Additionally, the most useful conclusions are often not the most obvious, and they can even be counter-intuitive, such as when scientific advancement is derived from an accident.Critical thinking in data analysis is a skill competitive employees will need.Click To Tweet
The human element in data analysis has to do with making a judgment after gathering enough evidence to make a decision, which is something that machines still aren’t any good at. We may have AI that can come close to diagnosing people as well as a real doctor, for example, but saying ‘that’s good enough’ is like trying to convince an officer that you almost stopped at that red light. When it comes to life or death situations we know that we can’t trust AI to think for themselves, and to that end, we program the thinking for them.
Despite that fact, more and more tasks are being automated, so humans are finding themselves under a constant pressure to create more jobs that machines can’t do as well as a human. For example, the data that is used to train neural networks has to be highly curated and prepped for machines or specific algorithms to be able to process them, so almost all of our current data analysis is focused on converting data sets into actionable insights.

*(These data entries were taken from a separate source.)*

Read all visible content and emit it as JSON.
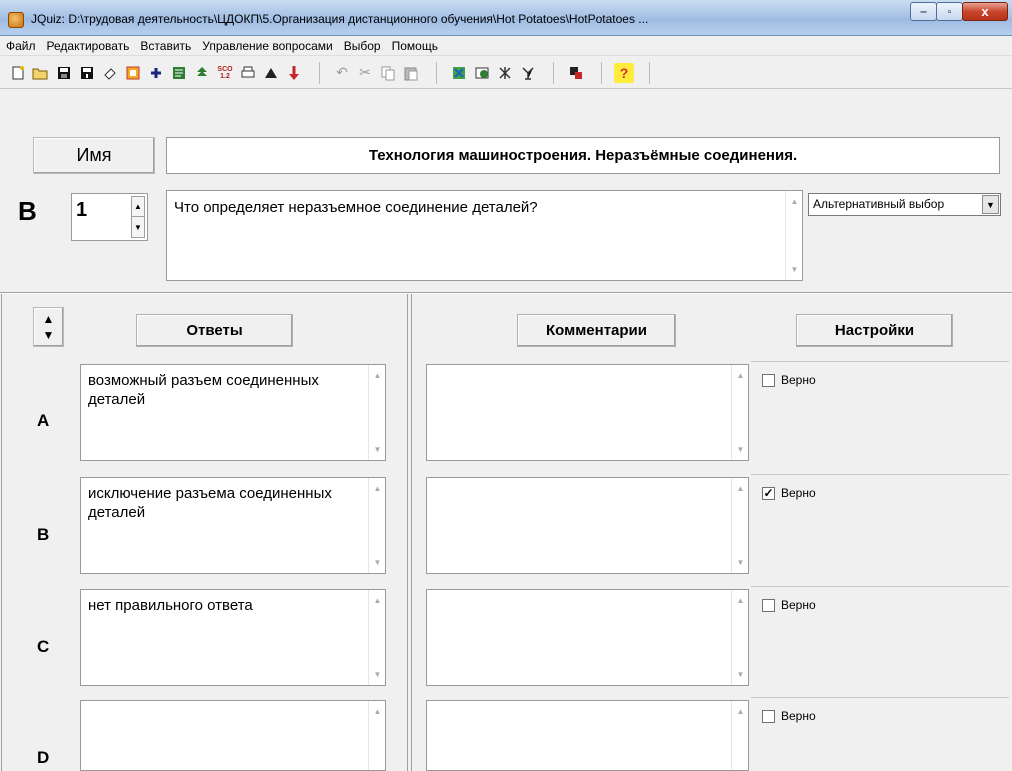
{
  "window": {
    "title": "JQuiz: D:\\трудовая деятельность\\ЦДОКП\\5.Организация дистанционного обучения\\Hot Potatoes\\HotPotatoes ...",
    "minimize": "‒",
    "maximize": "▫",
    "close": "x"
  },
  "menu": [
    "Файл",
    "Редактировать",
    "Вставить",
    "Управление вопросами",
    "Выбор",
    "Помощь"
  ],
  "toolbar": {
    "group1": [
      "new-file-icon",
      "open-folder-icon",
      "save-icon",
      "save-as-icon",
      "eraser-icon",
      "frame-icon",
      "plus-icon",
      "web-page-icon",
      "tree-icon",
      "scorm-icon",
      "print-icon",
      "export-icon",
      "red-arrow-icon"
    ],
    "group2": [
      "undo-icon",
      "cut-icon",
      "copy-icon",
      "paste-icon"
    ],
    "group3": [
      "config-icon",
      "web-export-icon",
      "hotpot-icon",
      "network-icon"
    ],
    "group4": [
      "settings-icon"
    ],
    "group5": [
      "help-icon"
    ]
  },
  "header": {
    "name_label": "Имя",
    "quiz_title": "Технология машиностроения. Неразъёмные соединения.",
    "question_letter": "В",
    "question_number": "1",
    "question_text": "Что определяет неразъемное соединение деталей?",
    "question_type": "Альтернативный выбор"
  },
  "columns": {
    "answers": "Ответы",
    "comments": "Комментарии",
    "settings": "Настройки"
  },
  "answers": [
    {
      "letter": "A",
      "text": "возможный разъем соединенных деталей",
      "comment": "",
      "correct_label": "Верно",
      "correct": false
    },
    {
      "letter": "B",
      "text": "исключение разъема соединенных деталей",
      "comment": "",
      "correct_label": "Верно",
      "correct": true
    },
    {
      "letter": "C",
      "text": "нет правильного ответа",
      "comment": "",
      "correct_label": "Верно",
      "correct": false
    },
    {
      "letter": "D",
      "text": "",
      "comment": "",
      "correct_label": "Верно",
      "correct": false
    }
  ]
}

Or, to put it more simply, we can guide the significant data gathering powers of AI, and that’s good because it helps us make a final judgment call, which the AI can’t be trusted to do. And that brings us to the other side of the coin: the machine element.
Let’s take a quick trip into the land of contemporary business intelligence culture. If you look to your left, you’ll see a lot of people marketing themselves as data analysts, and if you look to the right, you’ll see the statistical variations that they should be (but aren’t) focusing on.

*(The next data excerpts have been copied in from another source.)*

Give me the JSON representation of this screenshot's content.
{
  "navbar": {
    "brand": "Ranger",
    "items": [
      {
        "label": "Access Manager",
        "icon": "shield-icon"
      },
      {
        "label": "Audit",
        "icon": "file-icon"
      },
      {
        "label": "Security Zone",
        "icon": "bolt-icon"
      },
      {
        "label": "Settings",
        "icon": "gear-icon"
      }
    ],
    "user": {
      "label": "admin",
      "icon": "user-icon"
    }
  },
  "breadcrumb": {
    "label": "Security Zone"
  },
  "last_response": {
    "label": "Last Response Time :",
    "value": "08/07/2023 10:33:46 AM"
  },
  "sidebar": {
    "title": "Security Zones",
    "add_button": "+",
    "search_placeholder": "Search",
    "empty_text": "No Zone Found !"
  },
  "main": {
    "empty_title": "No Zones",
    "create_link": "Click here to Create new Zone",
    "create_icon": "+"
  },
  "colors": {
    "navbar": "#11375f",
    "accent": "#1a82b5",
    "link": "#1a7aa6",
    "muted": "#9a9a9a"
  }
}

Oh sure, they analyze data to isolate patterns and make logical inferences like a good human should, but their methods are mostly superficial without a trusty machine to generate data for them. As I stated earlier, humans can catch things that are either extremely subtle or counter-intuitive, but their ability to do that is directly influenced by the information that is put in front of them.

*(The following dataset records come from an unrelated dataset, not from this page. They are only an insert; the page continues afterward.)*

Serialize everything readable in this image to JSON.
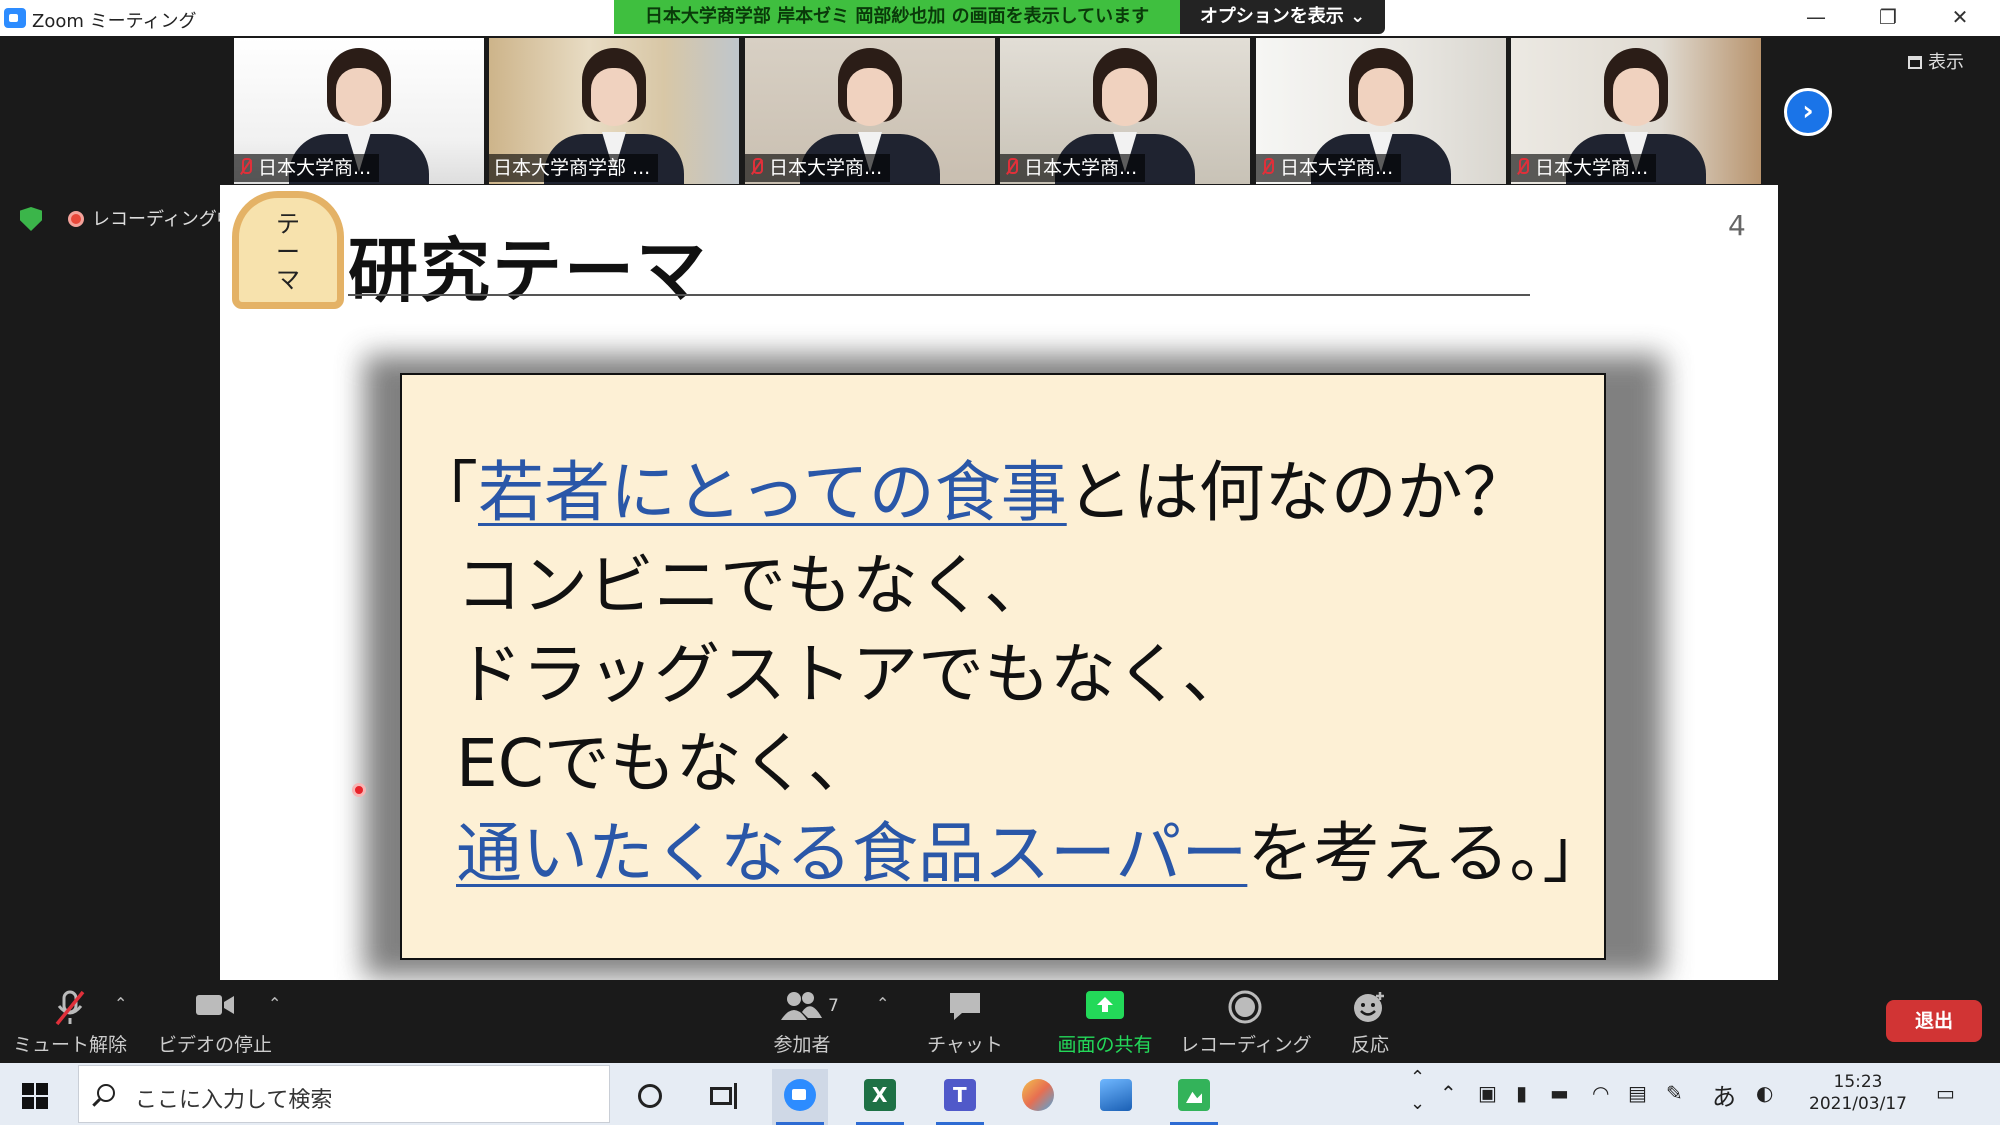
{
  "window": {
    "title": "Zoom ミーティング",
    "share_banner": "日本大学商学部 岸本ゼミ 岡部紗也加 の画面を表示しています",
    "options_label": "オプションを表示 ⌄"
  },
  "thumbnails": [
    {
      "name": "日本大学商...",
      "muted": true
    },
    {
      "name": "日本大学商学部 ...",
      "muted": false
    },
    {
      "name": "日本大学商...",
      "muted": true
    },
    {
      "name": "日本大学商...",
      "muted": true
    },
    {
      "name": "日本大学商...",
      "muted": true
    },
    {
      "name": "日本大学商...",
      "muted": true
    }
  ],
  "view_label": "表示",
  "recording_status": "レコーディング中",
  "slide": {
    "badge_text": [
      "テ",
      "ー",
      "マ"
    ],
    "title": "研究テーマ",
    "page_number": "4",
    "lines": [
      {
        "plain_before": "「",
        "emph": "若者にとっての食事",
        "plain_after": "とは何なのか？"
      },
      {
        "plain_before": "コンビニでもなく、",
        "emph": "",
        "plain_after": ""
      },
      {
        "plain_before": "ドラッグストアでもなく、",
        "emph": "",
        "plain_after": ""
      },
      {
        "plain_before": "ECでもなく、",
        "emph": "",
        "plain_after": ""
      },
      {
        "plain_before": "",
        "emph": "通いたくなる食品スーパー",
        "plain_after": "を考える。」"
      }
    ]
  },
  "controls": {
    "unmute": "ミュート解除",
    "stop_video": "ビデオの停止",
    "participants": "参加者",
    "participants_count": "7",
    "chat": "チャット",
    "share_screen": "画面の共有",
    "recording": "レコーディング",
    "reactions": "反応",
    "leave": "退出"
  },
  "taskbar": {
    "search_placeholder": "ここに入力して検索",
    "ime": "あ",
    "time": "15:23",
    "date": "2021/03/17"
  },
  "colors": {
    "share_banner": "#3fbf3f",
    "leave": "#d13434",
    "share_icon": "#23d959",
    "emphasis_text": "#2a57a8"
  }
}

Thus, if you are the kind of person who is adept at feeding the right data to an AI, there is job security out there for you, but make sure you study up on your statistics. AI know nothing of market demand because it would require AI to understand desire, but if a human knows how to monitor statistics to judge what people want they can theoretically make a model to predict market demand.
Remember folks, as advanced as computers have become, and despite the fact that one of the major technological endeavors of our day is the creation of intelligence (artificially, of course), computers are still inherently stupid. They’ll only do what we tell them to, so their considerable powers are at our fingertips and they are in no way truly autonomous.
Educators have a good term for the way that data analysts should interact with their software: scaffolding. Scaffolding is what you do when a student doesn’t know the answer to a question, and it takes the place of just feeding them the answer. A good teacher is able to determine what questions will support the student toward finding the correct answer because whoever does the thinking is the one who is going to achieve the learning.
With a machine, if you don’t subtly guide it to gather the information that you want, you won’t find the answer you are looking for. It is true that this skill isn’t something that comes naturally for every person, but it takes such a high level of logical inferencing that modern computers will never possess it.
So, in summation, humans need AI to gather massive amounts of data, and AI need humans to guide their search and make inferences based on the information generated.
Both are absolutely necessary to make useful analyses so that businesses can make profitable decisions, so the skill of data analysis is going to be one of the most competitive skills in the market for the near future.